I.T. Lucas Reflecting upon the mythologies of the Sumerians, the Egyptians, the Assyrians, Greeks, Romans and Norse, it struck me that their pantheons bore remarkable similarities, and it got me thinking, what if at the source of those myths were events and personalities that left an impact so profound that their echoes could be heard in the mythologies of civilizations continents and millennia apart.

The most fascinating were the original, the Sumerians, and yet they're not as well known as the others. More than seven thousand years ago, the Sumerian civilization had been more advanced – socially as well as scientifically – than those that came much later. The records found in archeological digs tell the story of an advanced society that knew all about our solar system and placed the sun in its center, with schools for children, both girls and boys, laws that protected personal property and afforded women the kind of rights they hadn't enjoyed since Sumer's decline and up until modern times.

The Sumerians accredited their gods with providing them with not only the blueprints for their civilization, and their advanced scientific knowledge, but with the creation of humankind itself – a hybrid they engineered for menial labor, combining the genetic material of a god and a less advanced creature. The abbreviated version of their creation myth isn't the only one to find its way into the bible, modified of course to fit its monotheistic agenda. Adam and Eve and the garden of eden, the garden of the gods, are there as well. Though in the Sumerian version, the snake is a sympathetic god who decides to grant them knowledge of a carnal nature (which is the way the term knowledge, or to know is used throughout the bible), giving humans the ability to procreate, which as hybrids they previously lacked. Another god, the head of the Sumerian pantheon, throws them out of the gods' garden, worried that he humans would rapidly multiply and pose a threat to the gods (implying that the gods were not as fruitful). The biblical story of the gods taking human mates, and the many children born from these unions – the near-immortals as I call them in my series – is also an abbreviated version of the Sumerian original. There are many more examples, in stories adapted for other mythologies as well as the bible, in which the Sumerian original makes much more sense, portraying the gods not as capricious and callous, but mostly as judicious and well meaning.

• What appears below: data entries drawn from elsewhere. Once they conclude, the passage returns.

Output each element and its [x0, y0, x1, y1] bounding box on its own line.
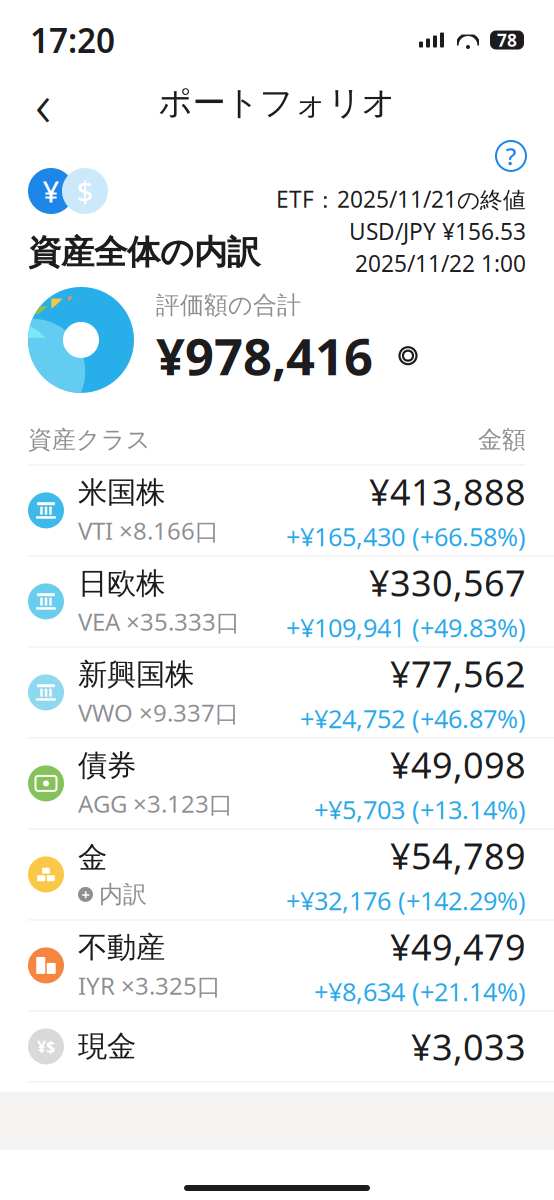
staticText: ¥978,416	[156, 322, 373, 389]
staticText: 債券	[78, 747, 136, 783]
staticText: AGG ×3.123口	[78, 787, 233, 819]
button[interactable]: 米国株	[0, 465, 554, 556]
button[interactable]: ヘルプ	[496, 140, 526, 172]
staticText: 内訳	[99, 880, 147, 909]
staticText: ¥49,479	[390, 923, 526, 970]
staticText: ¥$	[37, 1036, 55, 1057]
staticText: ¥77,562	[390, 650, 526, 698]
button[interactable]: 不動産	[0, 920, 554, 1011]
staticText: USD/JPY ¥156.53	[349, 216, 526, 246]
button[interactable]: 米ドルで表示	[62, 168, 108, 214]
staticText: +¥32,176 (+142.29%)	[286, 884, 526, 917]
staticText: ‹	[35, 62, 51, 144]
staticText: +¥8,634 (+21.14%)	[314, 974, 526, 1008]
staticText: 資産全体の内訳	[28, 232, 260, 273]
staticText: ¥413,888	[369, 468, 526, 516]
button[interactable]: 日欧株	[0, 556, 554, 647]
staticText: 78	[497, 28, 517, 52]
staticText: ¥	[42, 172, 60, 210]
staticText: 2025/11/22 1:00	[355, 248, 526, 278]
staticText: +¥24,752 (+46.87%)	[300, 702, 526, 735]
staticText: 日欧株	[78, 565, 165, 601]
staticText: +¥109,941 (+49.83%)	[286, 610, 526, 644]
staticText: 資産クラス	[28, 425, 151, 454]
staticText: 評価額の合計	[156, 291, 301, 320]
staticText: 不動産	[78, 929, 165, 965]
staticText: 新興国株	[78, 656, 194, 692]
staticText: ¥49,098	[390, 741, 526, 788]
staticText: ¥3,033	[411, 1022, 526, 1070]
button[interactable]: 日本円で表示	[28, 168, 74, 214]
staticText: ポートフォリオ	[158, 82, 396, 123]
staticText: +¥165,430 (+66.58%)	[286, 520, 526, 553]
button[interactable]: 金額を隠す	[391, 343, 425, 369]
staticText: ¥54,789	[390, 832, 526, 880]
staticText: 17:20	[30, 18, 115, 62]
button[interactable]: ¥$	[0, 1011, 554, 1082]
button[interactable]: 新興国株	[0, 647, 554, 738]
staticText: ETF：2025/11/21の終値	[276, 184, 526, 214]
staticText: VEA ×35.333口	[78, 605, 240, 637]
staticText: 米国株	[78, 474, 165, 510]
staticText: +	[82, 885, 90, 904]
staticText: +¥5,703 (+13.14%)	[314, 792, 526, 826]
button[interactable]: 戻る	[16, 76, 70, 130]
staticText: VWO ×9.337口	[78, 696, 239, 728]
staticText: $	[76, 172, 94, 210]
staticText: ¥330,567	[369, 559, 526, 606]
staticText: IYR ×3.325口	[78, 969, 221, 1001]
button[interactable]: 金	[0, 829, 554, 920]
button[interactable]: 債券	[0, 738, 554, 829]
staticText: 金	[78, 840, 107, 876]
staticText: 現金	[78, 1028, 136, 1064]
staticText: VTI ×8.166口	[78, 514, 219, 546]
staticText: ?	[506, 140, 516, 172]
staticText: 金額	[478, 425, 526, 454]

Still, if it wasn't for a very modern day event, these musings might've never coalesced into a story. Learning of the Stuxnet computer worm – a virus that managed to damage the Iranian nuclear program – a computer program so ingenious, it seemed like alien technology, I couldn't help but think that perhaps we were given a little help, a nudge in the right direction…
And that's how the idea for Children of the Gods was born – Ancient Sumerian mythology meets modern day computer technology.